Von nächtlichen Träumen und visionären Bildern

Collage von Preisträgerin Barbara Breitenfellner. Screenshot: Haus am Kleistpark

Im Berliner Haus am Kleistpark werden gegenwärtig Werke gezeigt, mit denen sich Künstlerinnen um den Marianne-Werefkin-Preis 2020 bewarben. Die Jury verlieh die besondere Ehrung diesmal an Barbara Breitenfellner. In der Ausstellung zeigt die Preisträgerin auch Collagen wie diese großformatige, in der fotografisches Material nach seinem Wahrheitsgehalt untersucht wird.
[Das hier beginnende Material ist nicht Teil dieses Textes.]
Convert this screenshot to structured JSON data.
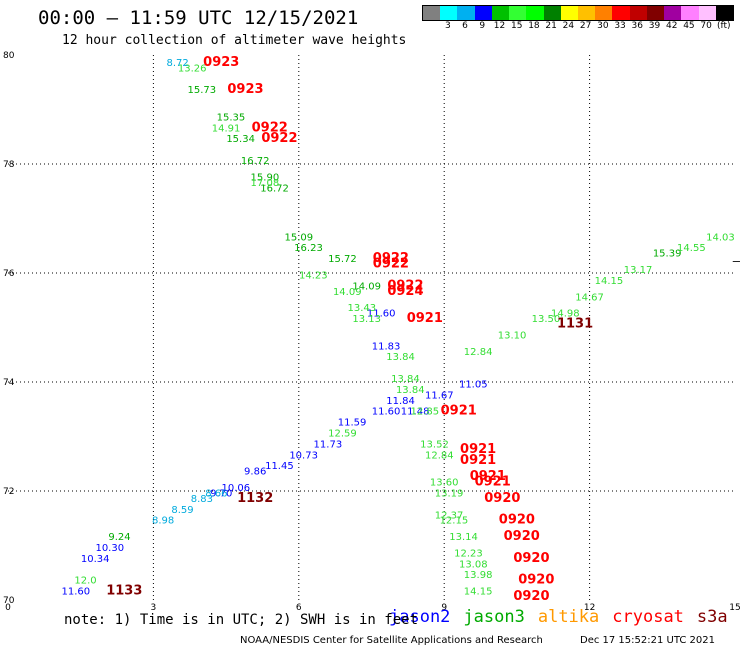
{
  "header": {
    "title": "00:00 – 11:59 UTC 12/15/2021",
    "subtitle": "12 hour collection of altimeter wave heights"
  },
  "colorbar": {
    "colors": [
      "#808080",
      "#00ffff",
      "#00b0f0",
      "#0000ff",
      "#00c000",
      "#33ff33",
      "#00ff00",
      "#008000",
      "#ffff00",
      "#ffc000",
      "#ff8000",
      "#ff0000",
      "#c00000",
      "#800000",
      "#a000a0",
      "#ff80ff",
      "#ffc0ff",
      "#000000"
    ],
    "labels": [
      "3",
      "6",
      "9",
      "12",
      "15",
      "18",
      "21",
      "24",
      "27",
      "30",
      "33",
      "36",
      "39",
      "42",
      "45",
      "70"
    ],
    "units": "(ft)"
  },
  "footer": {
    "note": "note: 1) Time is in UTC; 2) SWH is in feet",
    "credit": "NOAA/NESDIS Center for Satellite Applications and Research",
    "timestamp": "Dec 17 15:52:21 UTC 2021",
    "legend": [
      {
        "name": "jason2",
        "color": "#0000ff"
      },
      {
        "name": "jason3",
        "color": "#00aa00"
      },
      {
        "name": "altika",
        "color": "#ff9900"
      },
      {
        "name": "cryosat",
        "color": "#ff0000"
      },
      {
        "name": "s3a",
        "color": "#800000"
      }
    ]
  },
  "chart_data": {
    "type": "scatter",
    "xlim": [
      0,
      15
    ],
    "ylim": [
      70,
      80
    ],
    "xticks": [
      "0",
      "3",
      "6",
      "9",
      "12",
      "15"
    ],
    "yticks": [
      "70",
      "72",
      "74",
      "76",
      "78",
      "80"
    ],
    "grid": true,
    "series": [
      {
        "name": "jason2",
        "color": "#0000ff",
        "points": [
          {
            "x": 9.6,
            "y": 73.9,
            "label": "11.05"
          },
          {
            "x": 8.9,
            "y": 73.7,
            "label": "11.67"
          },
          {
            "x": 8.1,
            "y": 73.6,
            "label": "11.84"
          },
          {
            "x": 7.8,
            "y": 73.4,
            "label": "11.60"
          },
          {
            "x": 8.4,
            "y": 73.4,
            "label": "11.48"
          },
          {
            "x": 7.1,
            "y": 73.2,
            "label": "11.59"
          },
          {
            "x": 6.6,
            "y": 72.8,
            "label": "11.73"
          },
          {
            "x": 6.1,
            "y": 72.6,
            "label": "10.73"
          },
          {
            "x": 5.6,
            "y": 72.4,
            "label": "11.45"
          },
          {
            "x": 5.1,
            "y": 72.3,
            "label": "9.86"
          },
          {
            "x": 4.7,
            "y": 72.0,
            "label": "10.06"
          },
          {
            "x": 4.4,
            "y": 71.9,
            "label": "9.70"
          },
          {
            "x": 2.1,
            "y": 70.9,
            "label": "10.30"
          },
          {
            "x": 1.8,
            "y": 70.7,
            "label": "10.34"
          },
          {
            "x": 1.4,
            "y": 70.1,
            "label": "11.60"
          },
          {
            "x": 7.7,
            "y": 75.2,
            "label": "11.60"
          },
          {
            "x": 7.8,
            "y": 74.6,
            "label": "11.83"
          }
        ]
      },
      {
        "name": "jason3",
        "color": "#00aa00",
        "points": [
          {
            "x": 4.0,
            "y": 79.3,
            "label": "15.73"
          },
          {
            "x": 4.6,
            "y": 78.8,
            "label": "15.35"
          },
          {
            "x": 4.8,
            "y": 78.4,
            "label": "15.34"
          },
          {
            "x": 5.1,
            "y": 78.0,
            "label": "16.72"
          },
          {
            "x": 5.3,
            "y": 77.7,
            "label": "15.90"
          },
          {
            "x": 5.5,
            "y": 77.5,
            "label": "16.72"
          },
          {
            "x": 6.0,
            "y": 76.6,
            "label": "15.09"
          },
          {
            "x": 6.2,
            "y": 76.4,
            "label": "16.23"
          },
          {
            "x": 6.9,
            "y": 76.2,
            "label": "15.72"
          },
          {
            "x": 7.4,
            "y": 75.7,
            "label": "14.09"
          },
          {
            "x": 13.6,
            "y": 76.3,
            "label": "15.39"
          },
          {
            "x": 2.3,
            "y": 71.1,
            "label": "9.24"
          }
        ]
      },
      {
        "name": "jason3-light",
        "color": "#33dd33",
        "points": [
          {
            "x": 3.8,
            "y": 79.7,
            "label": "13.26"
          },
          {
            "x": 4.5,
            "y": 78.6,
            "label": "14.91"
          },
          {
            "x": 5.3,
            "y": 77.6,
            "label": "17.08"
          },
          {
            "x": 6.3,
            "y": 75.9,
            "label": "14.23"
          },
          {
            "x": 7.0,
            "y": 75.6,
            "label": "14.09"
          },
          {
            "x": 7.3,
            "y": 75.3,
            "label": "13.43"
          },
          {
            "x": 7.4,
            "y": 75.1,
            "label": "13.13"
          },
          {
            "x": 8.1,
            "y": 74.4,
            "label": "13.84"
          },
          {
            "x": 8.2,
            "y": 74.0,
            "label": "13.84"
          },
          {
            "x": 8.3,
            "y": 73.8,
            "label": "13.84"
          },
          {
            "x": 8.6,
            "y": 73.4,
            "label": "12.85"
          },
          {
            "x": 6.9,
            "y": 73.0,
            "label": "12.59"
          },
          {
            "x": 9.7,
            "y": 74.5,
            "label": "12.84"
          },
          {
            "x": 10.4,
            "y": 74.8,
            "label": "13.10"
          },
          {
            "x": 11.1,
            "y": 75.1,
            "label": "13.50"
          },
          {
            "x": 11.5,
            "y": 75.2,
            "label": "14.98"
          },
          {
            "x": 12.0,
            "y": 75.5,
            "label": "14.67"
          },
          {
            "x": 12.4,
            "y": 75.8,
            "label": "14.15"
          },
          {
            "x": 13.0,
            "y": 76.0,
            "label": "13.17"
          },
          {
            "x": 14.1,
            "y": 76.4,
            "label": "14.55"
          },
          {
            "x": 14.7,
            "y": 76.6,
            "label": "14.03"
          },
          {
            "x": 8.8,
            "y": 72.8,
            "label": "13.52"
          },
          {
            "x": 8.9,
            "y": 72.6,
            "label": "12.84"
          },
          {
            "x": 9.0,
            "y": 72.1,
            "label": "13.60"
          },
          {
            "x": 9.1,
            "y": 71.9,
            "label": "13.19"
          },
          {
            "x": 9.1,
            "y": 71.5,
            "label": "12.37"
          },
          {
            "x": 9.2,
            "y": 71.4,
            "label": "12.15"
          },
          {
            "x": 9.4,
            "y": 71.1,
            "label": "13.14"
          },
          {
            "x": 9.5,
            "y": 70.8,
            "label": "12.23"
          },
          {
            "x": 9.6,
            "y": 70.6,
            "label": "13.08"
          },
          {
            "x": 9.7,
            "y": 70.4,
            "label": "13.98"
          },
          {
            "x": 9.7,
            "y": 70.1,
            "label": "14.15"
          },
          {
            "x": 1.6,
            "y": 70.3,
            "label": "12.0"
          }
        ]
      },
      {
        "name": "altika-cyan",
        "color": "#00aadd",
        "points": [
          {
            "x": 3.5,
            "y": 79.8,
            "label": "8.72"
          },
          {
            "x": 3.2,
            "y": 71.4,
            "label": "8.98"
          },
          {
            "x": 3.6,
            "y": 71.6,
            "label": "8.59"
          },
          {
            "x": 4.0,
            "y": 71.8,
            "label": "8.83"
          },
          {
            "x": 4.3,
            "y": 71.9,
            "label": "8.66"
          }
        ]
      },
      {
        "name": "cryosat",
        "color": "#ff0000",
        "points": [
          {
            "x": 4.4,
            "y": 79.8,
            "label": "0923"
          },
          {
            "x": 4.9,
            "y": 79.3,
            "label": "0923"
          },
          {
            "x": 5.4,
            "y": 78.6,
            "label": "0922"
          },
          {
            "x": 5.6,
            "y": 78.4,
            "label": "0922"
          },
          {
            "x": 7.9,
            "y": 76.2,
            "label": "0922"
          },
          {
            "x": 7.9,
            "y": 76.1,
            "label": "0922"
          },
          {
            "x": 8.2,
            "y": 75.7,
            "label": "0922"
          },
          {
            "x": 8.2,
            "y": 75.6,
            "label": "0924"
          },
          {
            "x": 8.6,
            "y": 75.1,
            "label": "0921"
          },
          {
            "x": 9.3,
            "y": 73.4,
            "label": "0921"
          },
          {
            "x": 9.7,
            "y": 72.7,
            "label": "0921"
          },
          {
            "x": 9.7,
            "y": 72.5,
            "label": "0921"
          },
          {
            "x": 9.9,
            "y": 72.2,
            "label": "0921"
          },
          {
            "x": 10.0,
            "y": 72.1,
            "label": "0921"
          },
          {
            "x": 10.2,
            "y": 71.8,
            "label": "0920"
          },
          {
            "x": 10.5,
            "y": 71.4,
            "label": "0920"
          },
          {
            "x": 10.6,
            "y": 71.1,
            "label": "0920"
          },
          {
            "x": 10.8,
            "y": 70.7,
            "label": "0920"
          },
          {
            "x": 10.9,
            "y": 70.3,
            "label": "0920"
          },
          {
            "x": 10.8,
            "y": 70.0,
            "label": "0920"
          }
        ]
      },
      {
        "name": "s3a",
        "color": "#800000",
        "points": [
          {
            "x": 11.7,
            "y": 75.0,
            "label": "1131"
          },
          {
            "x": 5.1,
            "y": 71.8,
            "label": "1132"
          },
          {
            "x": 2.4,
            "y": 70.1,
            "label": "1133"
          }
        ]
      }
    ]
  }
}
Der Marianne-Werefkin-Preis ist mit 5.000 Euro dotiert und wird seit nunmehr 30 Jahren vom Verein der Berliner Künstlerinnen 1867 vergeben. Der Kunstpreis war deutschlandweit einst die erste Auszeichnung, mit der ausschließlich Künstlerinnen geehrt werden.

Barbara Breitenfellner präsentiert in der Ausstellung eine raumgreifende Installation, die einen ihrer nächtlichen Träume über Kunst und das Kunstmachen inszeniert. Traumbilder sind die Grundlage ihres künstlerischen Werks. Kunst „ist Teil unserer Welt und nicht von ihr getrennt“, sagt Breitenfellner. Sie gehe in ihrer künstlerischen Praxis von der Prämisse aus, dass die Wirklichkeit aus Bildern und Visionen konstruiert ist. So thematisiert sie unsere technologisch und medial geprägte Gegenwart, unseren Umgang mit der uns täglich umgebenden Bilderflut sowie die Entstehung von (Rollen-)Bildern.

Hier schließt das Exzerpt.